Bringing a new style of supple sensibility, a Japanese female director of photography is constantly receiving offers in Bollywood, the home of India’s giant movie industry
As her style of freely walking among the actors carrying a heavy camera is rare in India, it surprised the rest of the film crew.
The mention of Bollywood movies conjures an image of brightly-clad and gorgeously made-up beautiful women singing and dancing in dazzling movies shot with light hitting every nook and cranny to prevent shadows. However, Japanese director of photography (DOP) Keiko Nakahara applies shadow with near-natural light and uses handheld cameras to bring subtle nuance and reality to Bollywood.
In the biopic Mary Kom (2013), which depicted the first half of an Indian female boxer’s life, Nakahara had the camera pursue the movements of a character through completely dark rooms and expressed the twilight of early morning. For the boxing ring scenes, she used a handheld camera to move in concert with the boxers’ movements and capture an effect more intimate than any tripod camera could achieve.
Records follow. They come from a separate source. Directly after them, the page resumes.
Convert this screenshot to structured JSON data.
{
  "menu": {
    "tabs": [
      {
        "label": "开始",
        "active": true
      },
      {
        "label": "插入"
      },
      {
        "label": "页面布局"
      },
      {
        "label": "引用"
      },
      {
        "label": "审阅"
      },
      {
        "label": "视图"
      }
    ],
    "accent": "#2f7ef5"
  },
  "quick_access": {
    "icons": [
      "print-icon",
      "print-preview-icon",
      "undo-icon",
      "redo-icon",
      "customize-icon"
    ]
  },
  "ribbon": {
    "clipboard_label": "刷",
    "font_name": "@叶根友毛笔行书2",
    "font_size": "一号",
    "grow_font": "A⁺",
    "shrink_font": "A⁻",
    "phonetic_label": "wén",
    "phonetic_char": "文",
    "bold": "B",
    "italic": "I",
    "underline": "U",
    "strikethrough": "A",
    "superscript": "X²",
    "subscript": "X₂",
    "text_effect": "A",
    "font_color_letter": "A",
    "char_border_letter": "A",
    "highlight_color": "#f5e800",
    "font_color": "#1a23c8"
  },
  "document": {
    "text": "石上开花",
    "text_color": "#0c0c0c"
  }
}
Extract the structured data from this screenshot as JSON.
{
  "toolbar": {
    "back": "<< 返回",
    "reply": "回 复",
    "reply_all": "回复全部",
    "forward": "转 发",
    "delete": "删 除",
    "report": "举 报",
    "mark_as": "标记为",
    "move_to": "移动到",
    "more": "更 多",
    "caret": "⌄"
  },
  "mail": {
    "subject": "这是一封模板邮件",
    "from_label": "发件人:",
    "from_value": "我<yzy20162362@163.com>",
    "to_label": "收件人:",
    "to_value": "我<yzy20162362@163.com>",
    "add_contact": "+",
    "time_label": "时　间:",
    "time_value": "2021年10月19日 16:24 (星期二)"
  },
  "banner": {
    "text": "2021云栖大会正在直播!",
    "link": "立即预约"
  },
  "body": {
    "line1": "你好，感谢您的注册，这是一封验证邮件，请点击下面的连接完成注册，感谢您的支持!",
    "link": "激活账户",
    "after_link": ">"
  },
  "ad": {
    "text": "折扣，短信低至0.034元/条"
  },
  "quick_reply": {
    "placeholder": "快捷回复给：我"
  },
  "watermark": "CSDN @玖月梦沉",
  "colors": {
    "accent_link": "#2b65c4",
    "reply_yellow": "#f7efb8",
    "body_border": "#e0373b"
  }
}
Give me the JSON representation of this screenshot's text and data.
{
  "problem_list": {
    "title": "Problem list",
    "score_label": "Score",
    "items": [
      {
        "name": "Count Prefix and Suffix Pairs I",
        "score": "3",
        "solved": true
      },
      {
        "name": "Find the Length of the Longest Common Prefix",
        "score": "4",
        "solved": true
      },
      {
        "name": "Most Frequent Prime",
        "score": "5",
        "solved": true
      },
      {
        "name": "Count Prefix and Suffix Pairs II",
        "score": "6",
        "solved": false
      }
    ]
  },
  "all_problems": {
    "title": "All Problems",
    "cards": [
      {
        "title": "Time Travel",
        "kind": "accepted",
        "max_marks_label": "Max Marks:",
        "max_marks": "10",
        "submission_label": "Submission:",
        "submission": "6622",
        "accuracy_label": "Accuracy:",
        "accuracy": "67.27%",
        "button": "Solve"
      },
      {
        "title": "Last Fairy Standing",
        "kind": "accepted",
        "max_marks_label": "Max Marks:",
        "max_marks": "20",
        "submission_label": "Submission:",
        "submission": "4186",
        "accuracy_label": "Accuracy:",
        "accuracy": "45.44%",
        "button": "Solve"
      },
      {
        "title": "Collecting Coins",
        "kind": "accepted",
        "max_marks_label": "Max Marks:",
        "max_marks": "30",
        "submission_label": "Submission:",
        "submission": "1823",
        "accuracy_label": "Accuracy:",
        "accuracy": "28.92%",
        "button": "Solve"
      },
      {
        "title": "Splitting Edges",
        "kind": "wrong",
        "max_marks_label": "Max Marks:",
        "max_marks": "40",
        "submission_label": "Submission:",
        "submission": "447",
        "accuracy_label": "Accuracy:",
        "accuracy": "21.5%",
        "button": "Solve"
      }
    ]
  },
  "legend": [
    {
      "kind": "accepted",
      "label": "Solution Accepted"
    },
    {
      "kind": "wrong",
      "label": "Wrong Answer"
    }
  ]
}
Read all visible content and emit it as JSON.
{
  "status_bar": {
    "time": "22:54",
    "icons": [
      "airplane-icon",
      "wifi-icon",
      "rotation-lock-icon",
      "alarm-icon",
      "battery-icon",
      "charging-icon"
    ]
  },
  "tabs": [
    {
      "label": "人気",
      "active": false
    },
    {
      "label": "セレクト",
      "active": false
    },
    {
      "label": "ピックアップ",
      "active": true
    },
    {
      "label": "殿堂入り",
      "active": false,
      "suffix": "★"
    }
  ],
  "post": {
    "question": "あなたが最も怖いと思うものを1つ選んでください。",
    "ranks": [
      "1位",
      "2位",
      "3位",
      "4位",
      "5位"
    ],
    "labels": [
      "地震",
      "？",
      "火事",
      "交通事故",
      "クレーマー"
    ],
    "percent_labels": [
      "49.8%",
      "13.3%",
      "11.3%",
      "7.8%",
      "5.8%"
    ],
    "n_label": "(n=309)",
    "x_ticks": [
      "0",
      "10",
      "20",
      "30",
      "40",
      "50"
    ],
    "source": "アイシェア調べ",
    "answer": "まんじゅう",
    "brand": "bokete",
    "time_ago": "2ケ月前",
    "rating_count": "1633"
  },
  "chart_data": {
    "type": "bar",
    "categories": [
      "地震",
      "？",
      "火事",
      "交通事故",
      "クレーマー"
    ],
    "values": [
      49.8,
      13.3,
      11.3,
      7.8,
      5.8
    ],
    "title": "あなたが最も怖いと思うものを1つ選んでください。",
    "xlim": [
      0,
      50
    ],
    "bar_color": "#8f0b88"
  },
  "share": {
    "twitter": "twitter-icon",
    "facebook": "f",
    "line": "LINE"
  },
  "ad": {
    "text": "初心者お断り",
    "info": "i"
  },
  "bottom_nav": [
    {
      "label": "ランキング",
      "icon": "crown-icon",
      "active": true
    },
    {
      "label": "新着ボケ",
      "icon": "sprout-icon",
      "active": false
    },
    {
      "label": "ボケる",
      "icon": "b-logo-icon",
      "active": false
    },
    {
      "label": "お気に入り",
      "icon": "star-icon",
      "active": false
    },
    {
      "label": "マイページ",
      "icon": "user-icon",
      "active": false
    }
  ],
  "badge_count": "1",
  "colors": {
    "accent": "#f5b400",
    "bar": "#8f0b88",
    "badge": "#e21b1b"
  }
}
Nakahara claims to have been saved many times by the cheerfulness of her work colleagues in India. If she gets stuck thinking about something on the movie set, someone brightens her day by telling her, “Don’t worry, we’ll work it out somehow!”
The use of such realism in filming technique used to be unpopular in India, but Nakahara’s style has disproven this assumption by charming not only Bollywood directors but also the audiences and media as well. She asserts, “But it’s never been my intention to stubbornly insist on my way of doing things and say, this is my style, because the DOP’s job is to visualize ‘the image in the director’s mind.’”
Happenings are a daily occurrence on film sets. Rather than getting caught up in the chaos, however, Nakahara remains calm as she joins in discussions with the director and gives instructions to the crew. “Japanese people consider it more virtuous to listen to another’s opinion rather than to assert oneself. But rather than submissively following what someone says, I search for the path in which everyone, including me, can be happy, and work to do things well to get good results. I think this kind of Japanese culture I was raised with is proving useful in movie making, where good teamwork is essential,” Nakahara muses.
From a young age, while growing up, Nakahara relocated many times on account of her father’s work. When she was having a hard time settling into a new place, it was movies that saved her from her worries. During the two hours she spent watching a movie, she could forget all her troubles and immerse herself into the world created by it. Nakahara says this fostered a wish to someday make movies that lift people’s spirits, and after graduating from high school, she went to the United States, the homeland of movies.
Nakahara began to gain recognition as a DOP in the United States. Then, several years after beginning work, she received an offer from an Indian movie producer who had seen her cinemaphotography. This led her life down an unexpected path. Nakahara later moved base to India where she has worked as a DOP. She has now been involved in over 10 films. Although most have been serious dramas, Total Dhamaal, released in February 2019, is a typical Bollywood comedy. Nakahara tells how she went and saw it at the cinema after its release.
“The audience really loved it. They laughed raucously, clapped and cheered. At that moment, it felt like I had achieved what I had long wanted to do!”
Nakahara says, “The Indian people are truly rich in emotional expression.” Although a rich mix of emotions can bring forth stormy behavior on set, the same richness is also why India has a culture that enjoys movies wholeheartedly. Seeing their smiling faces is what drives Nakahara’s work.
Bollywood is based in the large city of Mumbai. Although female DOPs are not that common in Bollywood, Nakahara reports that she never felt it was hard working there as a woman.
Having studied filmmaking at San Diego State University, she was honored, in 2011, as a rising star by the American Society of Cinematographers. She is currently active as a director of photography in Mumbai, India.